In the Commodity Insights division, management highlighted strong performance in crude and refined products, as well as favorable commercial conditions across the Middle East, Africa, and Asia. They also noted increasing demand for energy transition-related consulting services.

Industry Insights

The shift from active to passive investing continues to benefit S&P Global’s Indices business, with strong inflows into ETFs tracking their indices. This trend is likely to impact other index providers and asset managers in the industry.
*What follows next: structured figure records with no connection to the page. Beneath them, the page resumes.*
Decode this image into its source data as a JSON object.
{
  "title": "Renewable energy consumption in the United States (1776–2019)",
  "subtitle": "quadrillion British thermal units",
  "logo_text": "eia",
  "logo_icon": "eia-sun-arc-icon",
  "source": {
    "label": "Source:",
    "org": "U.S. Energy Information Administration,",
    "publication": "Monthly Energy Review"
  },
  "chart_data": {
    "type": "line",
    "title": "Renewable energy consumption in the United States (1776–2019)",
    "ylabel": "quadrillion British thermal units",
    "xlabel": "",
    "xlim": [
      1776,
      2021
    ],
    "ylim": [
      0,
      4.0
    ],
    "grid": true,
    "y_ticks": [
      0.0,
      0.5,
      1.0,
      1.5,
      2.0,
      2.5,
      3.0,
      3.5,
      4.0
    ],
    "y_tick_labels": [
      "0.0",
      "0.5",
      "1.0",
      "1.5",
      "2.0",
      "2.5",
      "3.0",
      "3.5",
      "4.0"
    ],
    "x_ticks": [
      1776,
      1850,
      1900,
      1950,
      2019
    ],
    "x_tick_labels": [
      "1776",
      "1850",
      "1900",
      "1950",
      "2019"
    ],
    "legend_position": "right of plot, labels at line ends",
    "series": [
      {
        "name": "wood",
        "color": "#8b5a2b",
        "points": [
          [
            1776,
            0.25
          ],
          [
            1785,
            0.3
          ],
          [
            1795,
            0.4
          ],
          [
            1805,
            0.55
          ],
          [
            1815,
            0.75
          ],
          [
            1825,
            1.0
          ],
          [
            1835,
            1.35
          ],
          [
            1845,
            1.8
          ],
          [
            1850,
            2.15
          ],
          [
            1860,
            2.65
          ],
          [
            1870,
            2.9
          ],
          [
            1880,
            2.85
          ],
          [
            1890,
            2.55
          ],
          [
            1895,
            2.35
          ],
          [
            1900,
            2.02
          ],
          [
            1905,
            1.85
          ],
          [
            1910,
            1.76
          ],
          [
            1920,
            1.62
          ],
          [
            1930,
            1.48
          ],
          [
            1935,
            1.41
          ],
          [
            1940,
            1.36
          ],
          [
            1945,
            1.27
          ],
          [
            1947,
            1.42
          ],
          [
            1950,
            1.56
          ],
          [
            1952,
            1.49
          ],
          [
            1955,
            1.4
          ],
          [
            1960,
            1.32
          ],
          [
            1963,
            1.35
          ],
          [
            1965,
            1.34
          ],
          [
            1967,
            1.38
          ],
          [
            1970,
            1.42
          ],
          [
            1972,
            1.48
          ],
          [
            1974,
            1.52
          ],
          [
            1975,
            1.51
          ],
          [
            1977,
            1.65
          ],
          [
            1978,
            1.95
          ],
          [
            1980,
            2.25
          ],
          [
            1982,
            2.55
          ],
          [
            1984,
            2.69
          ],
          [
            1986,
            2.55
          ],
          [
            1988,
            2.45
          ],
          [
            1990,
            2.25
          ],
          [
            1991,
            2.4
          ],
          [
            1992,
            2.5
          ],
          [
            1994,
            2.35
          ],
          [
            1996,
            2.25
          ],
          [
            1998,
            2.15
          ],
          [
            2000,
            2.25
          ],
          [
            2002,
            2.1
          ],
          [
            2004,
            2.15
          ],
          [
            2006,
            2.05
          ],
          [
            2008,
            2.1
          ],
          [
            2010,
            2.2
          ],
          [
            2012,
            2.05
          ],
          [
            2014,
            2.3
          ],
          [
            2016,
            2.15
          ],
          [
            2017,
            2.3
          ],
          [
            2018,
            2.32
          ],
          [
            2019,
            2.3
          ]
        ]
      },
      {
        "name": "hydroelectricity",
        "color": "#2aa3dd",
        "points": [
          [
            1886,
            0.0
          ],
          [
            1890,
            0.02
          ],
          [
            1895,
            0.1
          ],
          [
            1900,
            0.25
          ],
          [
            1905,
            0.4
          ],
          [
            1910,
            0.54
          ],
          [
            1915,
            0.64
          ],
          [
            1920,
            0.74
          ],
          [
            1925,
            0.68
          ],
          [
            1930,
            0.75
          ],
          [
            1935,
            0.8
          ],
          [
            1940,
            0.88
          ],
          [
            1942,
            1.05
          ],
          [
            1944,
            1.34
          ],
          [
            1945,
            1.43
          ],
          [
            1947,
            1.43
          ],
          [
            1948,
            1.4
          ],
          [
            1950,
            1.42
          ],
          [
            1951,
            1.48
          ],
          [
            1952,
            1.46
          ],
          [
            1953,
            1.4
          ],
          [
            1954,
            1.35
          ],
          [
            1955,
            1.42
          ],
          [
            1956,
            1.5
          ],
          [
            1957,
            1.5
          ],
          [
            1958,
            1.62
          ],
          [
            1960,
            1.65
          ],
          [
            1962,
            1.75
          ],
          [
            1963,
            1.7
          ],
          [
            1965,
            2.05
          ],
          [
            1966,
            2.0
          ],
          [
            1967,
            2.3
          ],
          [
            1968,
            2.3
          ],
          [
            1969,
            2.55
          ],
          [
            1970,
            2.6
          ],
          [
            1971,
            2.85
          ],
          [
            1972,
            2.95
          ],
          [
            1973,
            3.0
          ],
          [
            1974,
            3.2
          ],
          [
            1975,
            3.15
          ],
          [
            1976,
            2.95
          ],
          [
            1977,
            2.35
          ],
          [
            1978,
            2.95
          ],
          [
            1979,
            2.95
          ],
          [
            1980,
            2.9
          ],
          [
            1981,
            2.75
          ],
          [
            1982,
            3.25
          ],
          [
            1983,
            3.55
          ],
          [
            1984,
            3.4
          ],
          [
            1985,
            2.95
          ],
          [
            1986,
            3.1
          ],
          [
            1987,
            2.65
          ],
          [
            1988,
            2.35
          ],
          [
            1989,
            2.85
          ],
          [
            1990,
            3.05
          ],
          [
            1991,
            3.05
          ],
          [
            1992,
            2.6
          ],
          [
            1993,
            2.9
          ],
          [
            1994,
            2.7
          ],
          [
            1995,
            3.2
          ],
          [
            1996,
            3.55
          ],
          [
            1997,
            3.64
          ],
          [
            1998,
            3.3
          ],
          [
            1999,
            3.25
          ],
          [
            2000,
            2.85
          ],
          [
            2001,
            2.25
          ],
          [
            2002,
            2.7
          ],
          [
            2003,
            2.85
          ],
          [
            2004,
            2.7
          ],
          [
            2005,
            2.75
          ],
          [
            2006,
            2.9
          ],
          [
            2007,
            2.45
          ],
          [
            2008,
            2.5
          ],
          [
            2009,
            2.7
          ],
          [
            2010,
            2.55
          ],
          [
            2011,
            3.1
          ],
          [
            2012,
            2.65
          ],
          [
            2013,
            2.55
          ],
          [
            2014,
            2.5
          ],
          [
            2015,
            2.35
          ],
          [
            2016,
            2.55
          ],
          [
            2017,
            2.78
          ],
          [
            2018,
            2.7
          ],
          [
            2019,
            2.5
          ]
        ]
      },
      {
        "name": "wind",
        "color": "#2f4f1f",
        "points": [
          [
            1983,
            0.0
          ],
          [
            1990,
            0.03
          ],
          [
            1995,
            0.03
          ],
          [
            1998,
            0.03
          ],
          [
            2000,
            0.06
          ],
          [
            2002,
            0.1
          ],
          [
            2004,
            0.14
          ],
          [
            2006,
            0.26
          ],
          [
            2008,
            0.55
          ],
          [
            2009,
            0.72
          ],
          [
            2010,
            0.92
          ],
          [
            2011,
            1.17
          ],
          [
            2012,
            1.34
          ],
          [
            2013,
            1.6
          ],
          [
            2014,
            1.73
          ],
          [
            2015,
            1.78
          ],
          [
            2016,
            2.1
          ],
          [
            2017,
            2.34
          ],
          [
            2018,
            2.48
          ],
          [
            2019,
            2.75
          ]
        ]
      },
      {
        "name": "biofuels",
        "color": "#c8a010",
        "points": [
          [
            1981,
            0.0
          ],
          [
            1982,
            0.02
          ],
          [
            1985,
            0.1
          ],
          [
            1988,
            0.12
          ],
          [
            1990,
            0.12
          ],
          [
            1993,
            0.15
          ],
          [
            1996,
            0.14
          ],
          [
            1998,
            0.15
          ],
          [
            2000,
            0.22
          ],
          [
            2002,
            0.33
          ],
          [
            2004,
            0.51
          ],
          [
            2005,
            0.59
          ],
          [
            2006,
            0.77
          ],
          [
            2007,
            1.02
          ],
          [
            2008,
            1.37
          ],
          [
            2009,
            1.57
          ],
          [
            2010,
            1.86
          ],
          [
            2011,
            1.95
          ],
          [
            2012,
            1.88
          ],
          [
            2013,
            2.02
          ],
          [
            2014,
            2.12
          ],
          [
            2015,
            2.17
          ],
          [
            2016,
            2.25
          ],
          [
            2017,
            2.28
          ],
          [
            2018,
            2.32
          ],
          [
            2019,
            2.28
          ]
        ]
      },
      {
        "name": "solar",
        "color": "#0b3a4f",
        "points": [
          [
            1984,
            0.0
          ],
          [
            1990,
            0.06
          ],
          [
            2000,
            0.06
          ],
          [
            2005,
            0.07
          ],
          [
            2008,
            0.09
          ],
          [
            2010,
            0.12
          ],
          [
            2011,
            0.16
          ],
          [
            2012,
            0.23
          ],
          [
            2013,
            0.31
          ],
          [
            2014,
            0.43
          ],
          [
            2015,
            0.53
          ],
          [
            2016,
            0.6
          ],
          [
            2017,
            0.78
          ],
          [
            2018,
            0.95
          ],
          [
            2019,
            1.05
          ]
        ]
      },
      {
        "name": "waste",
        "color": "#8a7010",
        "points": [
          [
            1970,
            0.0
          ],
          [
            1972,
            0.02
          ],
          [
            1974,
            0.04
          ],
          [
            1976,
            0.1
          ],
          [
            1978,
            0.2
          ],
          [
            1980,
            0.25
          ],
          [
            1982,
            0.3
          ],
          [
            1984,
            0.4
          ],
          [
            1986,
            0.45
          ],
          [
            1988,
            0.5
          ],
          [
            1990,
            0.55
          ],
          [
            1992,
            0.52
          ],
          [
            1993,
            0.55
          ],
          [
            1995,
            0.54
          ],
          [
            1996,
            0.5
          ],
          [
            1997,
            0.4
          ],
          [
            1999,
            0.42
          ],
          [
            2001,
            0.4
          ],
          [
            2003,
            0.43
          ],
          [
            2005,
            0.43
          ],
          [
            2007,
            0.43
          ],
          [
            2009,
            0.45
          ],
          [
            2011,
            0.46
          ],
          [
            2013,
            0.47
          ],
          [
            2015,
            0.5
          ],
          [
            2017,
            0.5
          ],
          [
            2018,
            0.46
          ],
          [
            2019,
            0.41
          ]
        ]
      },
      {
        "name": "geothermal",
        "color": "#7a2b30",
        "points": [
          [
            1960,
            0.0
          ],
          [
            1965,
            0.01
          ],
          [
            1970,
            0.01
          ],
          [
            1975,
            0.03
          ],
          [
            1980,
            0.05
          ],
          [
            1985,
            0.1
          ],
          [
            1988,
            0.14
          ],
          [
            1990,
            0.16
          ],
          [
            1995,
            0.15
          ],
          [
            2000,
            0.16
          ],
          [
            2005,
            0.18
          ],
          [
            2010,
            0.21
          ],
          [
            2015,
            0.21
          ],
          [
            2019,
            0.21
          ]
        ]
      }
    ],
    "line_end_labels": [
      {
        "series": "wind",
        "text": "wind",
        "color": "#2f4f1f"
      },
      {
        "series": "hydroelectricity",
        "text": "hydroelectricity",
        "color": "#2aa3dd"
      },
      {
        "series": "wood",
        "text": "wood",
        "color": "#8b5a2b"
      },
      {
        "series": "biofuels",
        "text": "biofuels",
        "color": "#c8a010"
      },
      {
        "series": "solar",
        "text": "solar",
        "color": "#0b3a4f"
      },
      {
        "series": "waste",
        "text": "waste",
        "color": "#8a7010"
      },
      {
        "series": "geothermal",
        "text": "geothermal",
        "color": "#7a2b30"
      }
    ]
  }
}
The growth in private markets ratings and solutions highlights the increasing importance of private debt markets. This trend could have implications for traditional credit rating agencies and financial data providers, as they may need to expand their offerings to serve this growing market segment.

Key Metrics

Financial metrics:
– Revenue: $3.5 billion (up 14% year-over-year)
– Adjusted Operating Profit Margin: 54.5% (up 450 basis points year-over-year)
– Adjusted Diluted EPS: $4.04 (up 30% year-over-year)

KPIs:
– Vitality Index: 11% of total revenue (up from 10% in Q1)
– Revenue Synergies: $199 million annualized run rate
– Build Issuance Growth: 54% year-over-year in Q2

Competitive Differentiators

  1. Strong position in both public and private markets ratings
  2. Advanced AI capabilities, including the internally developed S&P Spark Assist platform
  3. Diverse portfolio of businesses providing resilience to market fluctuations
  4. Leading position in index products, particularly in U.S. equities
  5. Extensive data and analytics offerings across multiple industries

Key Risks

  1. Potential slowdown in issuance activity in the second half of 2024
  2. Ongoing softness in the financial services sector affecting Market Intelligence division
  3. Uncertainty around interest rate changes and their impact on debt markets
  4. Potential for increased competition in AI and data analytics
  5. Execution risks associated with the upcoming CEO transition

Analyst Q&A Focus

Analysts focused their questions on several key areas:

  1. The outlook for Market Intelligence division, given the current market challenges
  2. Expectations for issuance activity in the second half of 2024
  3. Progress on AI initiatives and their potential impact on the business
  4. The company’s competitive position in private markets ratings
  5. Drivers of the strong performance in the Commodity Insights division

S&P Global Summary:

S&P Global delivered exceptional results in Q2 2024, driven by strong performance across all divisions, particularly in Ratings and Indices. The company’s strategic investments in AI, private markets, and sustainability are showing promising results. While facing some headwinds in Market Intelligence, management remains optimistic about potential tailwinds from M&A activity and interest rate changes. The upcoming CEO transition will be a key area to watch, but the company appears well-positioned for continued growth with its diverse portfolio and focus on innovation.